回転行列からオイラー角を求める

カメラをWrangleで計算したベクトルで動かそうとしたらオイラー角の入力しか見当たらなかったので、しかたがなく行列を作ってオイラー角を求めることにしました。

この軸のベクトルに合わせるためのオイラー角を考えていきます。行列の計算は頭の体操だと思ってたまには手動でやってみるのもいいものですね。

回転行列を掛け合わせた行列をつくる

XYZ軸すべての回転行列を掛けた結果の行列をつくります。Z回転、X回転、Y回転の順で掛けていきます。この順番をしっかり決めておくことが大事で、順番が変わると結果も変わってしまいます。

// Z軸でz(ラジアン)回転させる行列
Rz = {cos(z),  sin(z), 0,
      -sin(z), cos(z), 0,
      0,       0,      1}

この行列にX軸の回転行列を掛けます。

// X軸方向にx(ラジアン)回転させる行列
Rx = {1, 0,       0,
      0, cos(x),  sin(x),
      0, -sin(x), cos(x)}

結果こうなります

RzRx = {cos(z),  sin(z)*cos(x), sin(z)*sin(x),
        -sin(z), cos(z)*cos(x), cos(z)*sin(x),
        0,       -sin(x),       cos(x)}

さらにY軸方向の回転行列を掛けます。

// Y軸方向にy(ラジアン)回転させる行列
Ry = {cos(y), 0, -sin(y),
      0,      1, 0,
      sin(y), 0, cos(y)}

結果になります。だいぶ複雑な感じになりました。

RzRxRy = {cos(z)*cos(y)+sin(z)*sin(x)*sin(y),  sin(z)*cos(x), -cos(z)sin(y)+sin(z)*sin(x)*cos(y),
          -sin(z)*cos(y)+cos(z)*sin(x)*sin(y), cos(z)*cos(x), sin(z)*sin(y)+cos(z)*sin(x)*cos(y),
          cos(x)*sin(y),                       -sin(x),       cos(x)*cos(y)}

角度x,y,zを当てはめれば行列(各軸のベクトル)ができるわけです。

ベクトルから行列をつくる

次にベクトルから行列をつくります。Houdiniでは基本的にZ軸は@N、Y軸は@upなので

// @upと@Nの外積からx軸のベクトルをつくる
vector L = cross(@up, @N)

RzRxRy = {L.x,  L.y,  L.z,
          up.x, up.y, up.z,
          N.x,  N.y,  N.z}

となります。このベクトルで構成した行列とZXY回転をした行列が同じ結果になるための角度x, y, zは何かを考えます。
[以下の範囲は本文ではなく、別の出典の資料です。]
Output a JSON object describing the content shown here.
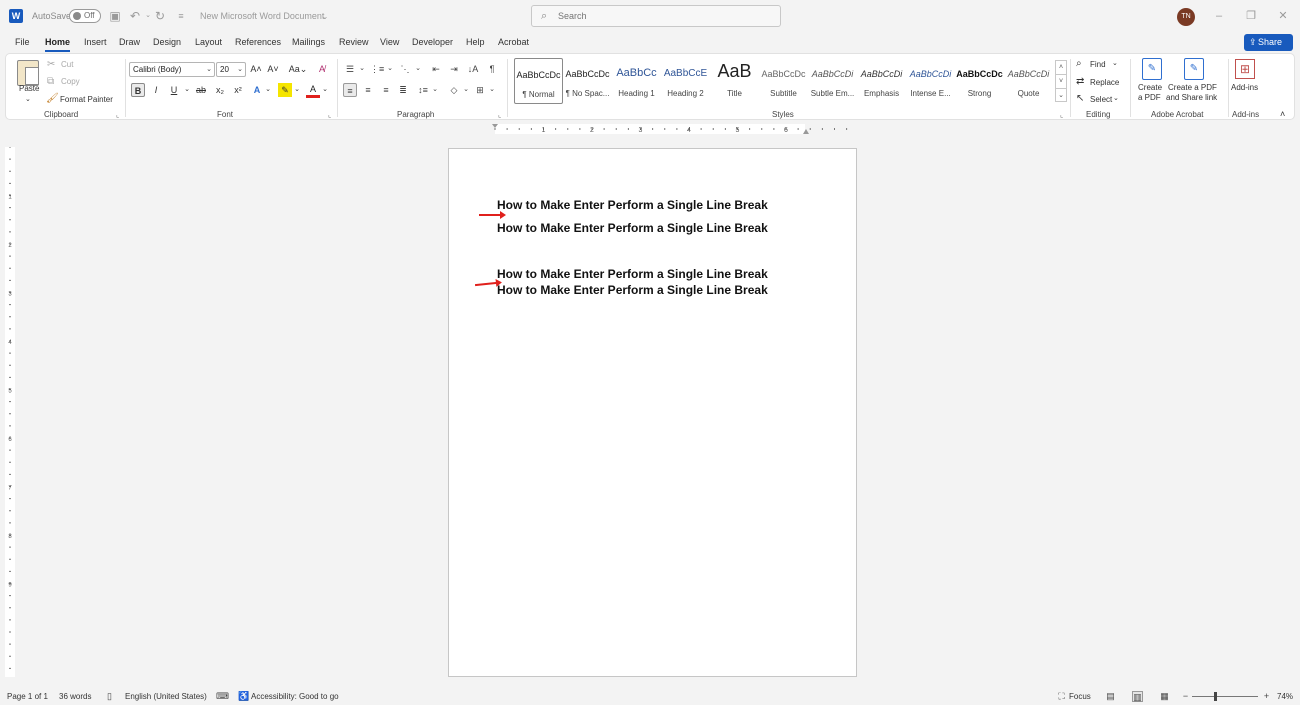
{
  "titlebar": {
    "autosave_label": "AutoSave",
    "autosave_state": "Off",
    "doc_title": "New Microsoft Word Document",
    "search_placeholder": "Search",
    "avatar_initials": "TN"
  },
  "tabs": [
    "File",
    "Home",
    "Insert",
    "Draw",
    "Design",
    "Layout",
    "References",
    "Mailings",
    "Review",
    "View",
    "Developer",
    "Help",
    "Acrobat"
  ],
  "active_tab": "Home",
  "share_label": "Share",
  "clipboard": {
    "paste": "Paste",
    "cut": "Cut",
    "copy": "Copy",
    "format_painter": "Format Painter",
    "label": "Clipboard"
  },
  "font": {
    "family": "Calibri (Body)",
    "size": "20",
    "label": "Font"
  },
  "paragraph": {
    "label": "Paragraph"
  },
  "styles": {
    "label": "Styles",
    "items": [
      {
        "preview": "AaBbCcDc",
        "name": "¶ Normal",
        "color": "#222222"
      },
      {
        "preview": "AaBbCcDc",
        "name": "¶ No Spac...",
        "color": "#222222"
      },
      {
        "preview": "AaBbCc",
        "name": "Heading 1",
        "color": "#2f5597"
      },
      {
        "preview": "AaBbCcE",
        "name": "Heading 2",
        "color": "#2f5597"
      },
      {
        "preview": "AaB",
        "name": "Title",
        "color": "#222222"
      },
      {
        "preview": "AaBbCcDc",
        "name": "Subtitle",
        "color": "#666666"
      },
      {
        "preview": "AaBbCcDi",
        "name": "Subtle Em...",
        "color": "#555555"
      },
      {
        "preview": "AaBbCcDi",
        "name": "Emphasis",
        "color": "#333333"
      },
      {
        "preview": "AaBbCcDi",
        "name": "Intense E...",
        "color": "#2f5597"
      },
      {
        "preview": "AaBbCcDc",
        "name": "Strong",
        "color": "#111111"
      },
      {
        "preview": "AaBbCcDi",
        "name": "Quote",
        "color": "#555555"
      }
    ]
  },
  "editing": {
    "find": "Find",
    "replace": "Replace",
    "select": "Select",
    "label": "Editing"
  },
  "acrobat": {
    "create_pdf_line1": "Create",
    "create_pdf_line2": "a PDF",
    "share_link_line1": "Create a PDF",
    "share_link_line2": "and Share link",
    "label": "Adobe Acrobat"
  },
  "addins": {
    "button": "Add-ins",
    "label": "Add-ins"
  },
  "document": {
    "lines": [
      "How to Make Enter Perform a Single Line Break",
      "How to Make Enter Perform a Single Line Break",
      "How to Make Enter Perform a Single Line Break",
      "How to Make Enter Perform a Single Line Break"
    ]
  },
  "ruler": {
    "h_numbers": [
      "1",
      "2",
      "3",
      "4",
      "5",
      "6"
    ],
    "v_numbers": [
      "1",
      "2",
      "3",
      "4",
      "5",
      "6",
      "7",
      "8",
      "9"
    ]
  },
  "statusbar": {
    "page": "Page 1 of 1",
    "words": "36 words",
    "language": "English (United States)",
    "accessibility": "Accessibility: Good to go",
    "focus": "Focus",
    "zoom": "74%"
  }
}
L.x = cos(z)*cos(y)+sin(z)*sin(x)*sin(y)
L.y = sin(z)*cos(x)
L.z = -cos(z)sin(y)+sin(z)*sin(x)*cos(y)

up.x = -sin(z)*cos(y)+cos(z)*sin(x)*sin(y)
up.y = cos(z)*cos(x)
up.z = sin(z)*sin(y)+cos(z)*sin(x)*cos(y)

N.x = cos(x)*sin(y)
N.y = -sin(x)
N.z = cos(x)*cos(y)

中身を比較しながら方程式を解く要領で片方の変数を求めていきます。

角度x

N.yが-sin(x)に当たるので
N.y = -sin(x)
という等式が成り立つ
x = -asin(N.y)
となります。

角度z

zはL.yをup.yで割ることで求めることができます。
L.y / up.y = sin(z)*cos(x) / cos(z)*cos(x) = sin(z)/cos(z) = tan(z)
つまり
z = atan(L.y, up.y)
となります。

角度y

yも同じ要領でNxをNzで割ることで求まります。
Nx / Nz = cos(x)*sin(y) / cos(x)*cos(y) = sin(y) / cos(y) = tan(y)
y = atan(Nx, Nz)

モデルを回転して確認

// 行列を構成する3つの軸ベクトルをつくる
@N = normalize(set(1, 0, 1));
@up = normalize(set(-1, 1, 0));
@left = cross(@up, @N);
@up = cross(@N, @left); // 90度で交わるようにupベクトルを補正する

// オイラー角を計算する
v@rot.x = degrees(-asin(@N.y));
v@rot.y = degrees(atan2(@N.x, @N.z));
v@rot.z = degrees(atan2(v@left.y, @up.y));

printf('@rot:' + sprintf('%g', @rot) + '\n');
//@rot:{-0,45,35.2644}

適当にZ軸ベクトル(1, 0, 1)、Y軸ベクトル(-1, 1, 0)をもとに作った軸ベクトルから計算すると、角度はX軸が0度、Y軸が45度、Z軸が35.26度になりました。

Transform SOPに角度を入力したところ一致しました。

Transform OrderはRzRxRyの順にすることを忘れずに。

カメラに角度を割り当てる

同じようにWrangleでv@rotという角度のアトリビュートをつくり、

これをカメラのRotateにリンクさせます。

カメラの正面の向きがZマイナス方向なので、@Nはカメラに値を渡すときにー1を掛けて反転させておきましょう。

Translateにも座標をリンクさせればカメラが移動してくれます。